At the Café we’ve kept a lookout for thoughtful pieces on the recent court decision in favor of the Diocese of Los Angeles and its larger significance. Here’s what we’ve found thus far.
Tobias Haller writes:
Even a casual reading of the court’s decision shows that the earlier decision was a major departure — and an erroneous one — from many times more decades of precedents; moreover, precedents recognized throughout the US, based on a decision of the Supreme Court concerning implied and explicit trusts. The earlier California decision was an anomalous departure from the principal of stare decisis, as the Court of Appeals makes clear, and it led to an uneven and confusing application of law.
Moreover, much as folks like to demean the Dennis Canon, it is the law of the church; moreover, it was created in response to the request of the Supreme Court to render implied trusts (on the basis of which such cases had been decided up until then as sufficient) explicit. In short, there was no change in practice with the introduction of the Dennis Canon, merely a spelling out of what was already implied by both uniform practice and the already long-existing canons on alienation, to which I referred above. (Parishes cannot alienate, that is abuse, church property without the permission of the bishop and standing committee — clear evidence of the hierarchical nature of such decision-making processes concerning property.)
That’s just a taste. Read all that Tobias has to say here.
Another of our reliable sources, Father Jake, provides a great roundup of analysis. Included is this quotation of Richard Zevnik, a lawyer familiar with the case and the ruling:
Procedurally, the disaffected congregations have 30 days to petition for rehearing in the Court of Appeal. Given the standards applicable to granting rehearing and the depth of analysis of the Court of Appeal’s decision, there is little likelihood rehearing would be granted if a petition were filed. When the 30 days expires, the congregations then have 10 days to petition for review in the CA Supreme Court. Such a petition is reasonably likely. Review by CA Supreme Court is discretionary. It is also relatively unlikely given the procedural posture of the case.

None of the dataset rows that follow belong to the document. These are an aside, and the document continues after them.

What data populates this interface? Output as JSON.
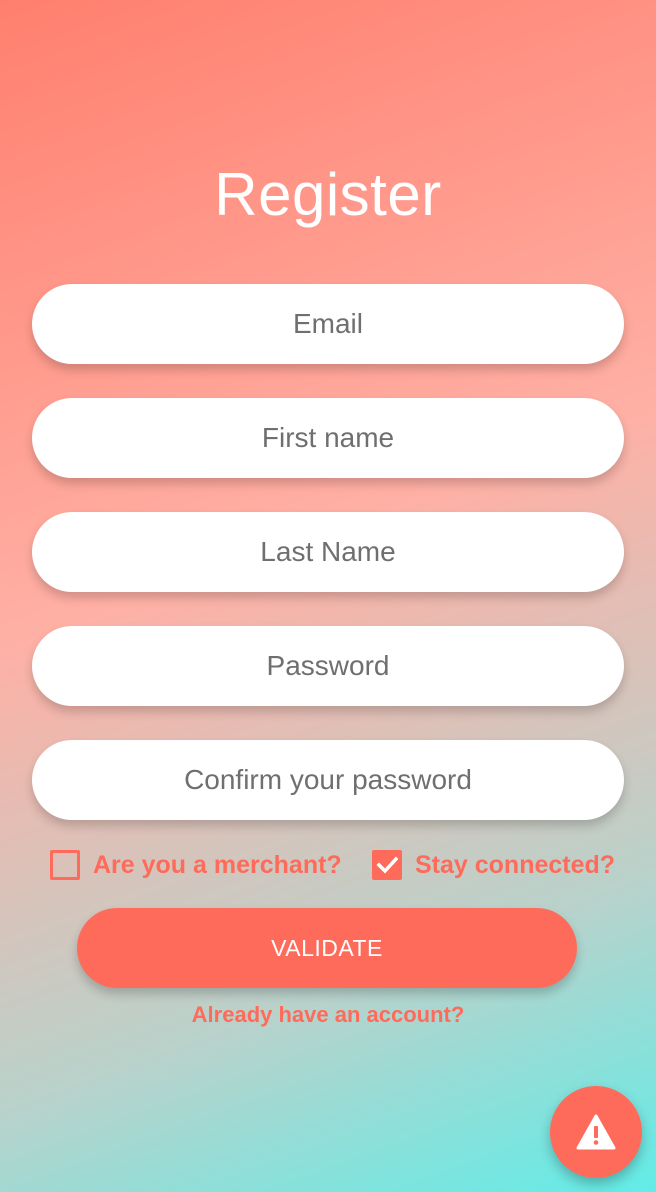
{
  "register": {
    "title": "Register",
    "fields": {
      "email": {
        "placeholder": "Email",
        "value": ""
      },
      "first_name": {
        "placeholder": "First name",
        "value": ""
      },
      "last_name": {
        "placeholder": "Last Name",
        "value": ""
      },
      "password": {
        "placeholder": "Password",
        "value": ""
      },
      "confirm_password": {
        "placeholder": "Confirm your password",
        "value": ""
      }
    },
    "checkboxes": {
      "merchant": {
        "label": "Are you a merchant?",
        "checked": false
      },
      "stay_connected": {
        "label": "Stay connected?",
        "checked": true
      }
    },
    "validate_label": "VALIDATE",
    "account_link": "Already have an account?"
  },
  "fab": {
    "icon": "warning-icon"
  },
  "colors": {
    "accent": "#ff6b5b",
    "gradient_top": "#ff7f6e",
    "gradient_bottom": "#62ece7",
    "field_bg": "#ffffff",
    "placeholder_text": "#6f6f6f"
  }
}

The Court of Appeal’s decision essentially has tied the trial court’s hands, and an eventual judgment in favor of the Diocese and TEC is essentially inevitable.
John R. Shiner, chancellor for the diocese and its attorney in the litigation, called the ruling a “decisive decision” for the Episcopal Church. Shiner, a partner of Holme Roberts & Owen, LLP, noted, “Yesterday’s decision contains the most thorough analysis yet of church property law in California, and should dispel any notion that local congregations of a hierarchical church may leave the larger church and take property with them.”
Days prior to the ruling, Jan Nunley had written:
There’s no problem, of course, as long as you abide by these agreed-upon rules of civil society, or if you don’t like them, lawfully try to get them changed. But if you fail to get others to agree with you and then try to create “facts on the ground” by changing the locks on the clubhouse…you really shouldn’t be surprised if the rest of the members take exception to your actions.
Over at Standing Firm they’re doing a headcount: 5 Roman Catholics and 2 Episcopalians.